Quand il ne se trouve pas aux quatre coins du monde, son dernier travail est une série de 15 films sur les villes les plus violentes du globe, quand il ne travaille pas à son exploitation viticole, il possède quatre hectares qui font un bon Cheverny, et quand il ne conduit pas ses vaches, ses amis lui avaient offert ce troupeau pour célébrer ses cinquante ans, puisqu’il avait déclaré qu’un homme avait réussi sa vie lorsqu’il en possédait un, plutôt que de porter une Rolex au poignet, Grégoire Deniau conduit donc les entraînements des avants de Bracieux aux côtés de Thierry Fernandez, le professeur transfuge de Blois. Ce dernier aussi avait été recruté par Hubert Dambrine au même moment que Deniau, à l’orée de cette saison exceptionnelle qui avait conduit au titre. Il figurait à ses côtés un monument d’expérience, puisqu’il traînait déjà derrière lui une trentaine d’années d’exercice, quand Deniau se plongeait avec découverte dans son nouveau rôle d’encadrant. « Et j’ai découvert un type très ouvert, capable de s’adapter à toutes les personnes et à toutes les situations.
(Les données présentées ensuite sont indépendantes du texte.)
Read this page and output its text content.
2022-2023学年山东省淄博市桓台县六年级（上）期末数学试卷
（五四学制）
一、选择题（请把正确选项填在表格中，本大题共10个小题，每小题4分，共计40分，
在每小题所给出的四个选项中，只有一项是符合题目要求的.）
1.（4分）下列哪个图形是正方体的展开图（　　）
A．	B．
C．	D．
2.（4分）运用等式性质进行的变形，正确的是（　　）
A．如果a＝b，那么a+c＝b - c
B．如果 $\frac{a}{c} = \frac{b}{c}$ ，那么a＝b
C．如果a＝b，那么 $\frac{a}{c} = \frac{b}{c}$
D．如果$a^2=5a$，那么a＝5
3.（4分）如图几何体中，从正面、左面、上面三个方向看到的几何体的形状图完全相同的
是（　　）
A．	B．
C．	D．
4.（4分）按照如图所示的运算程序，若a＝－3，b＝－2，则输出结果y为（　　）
Sa plus grande qualité, malgré son savoir du rugby, se trouve bien dans son humanité séduisante. » C’est pourquoi ses joueurs aussi sont allés garder son troupeau aux côtés de son épouse, dans la demeure du XVIe siècle, un héritage de la famille qui vivait là depuis toujours, et qu’il est venu habiter à la mort de son père en 2007, lorsqu’il était parti convoyer un bateau jusqu’à la Martinique à la demande d’une connaissance. Grégoire Déniau a plusieurs vies , « et celle du rugby est l’une des plus étonnantes ». Sa voix porte donc encore dans le vestiaire cette saison. Et les Braciliens détonnent toujours. Les promus sont leaders de leur championnat de Promotion d’Honneur. Ces champions de France ne sont pas rassasiés, ni ce grand insatiable qui leur sert de pilote éclairé.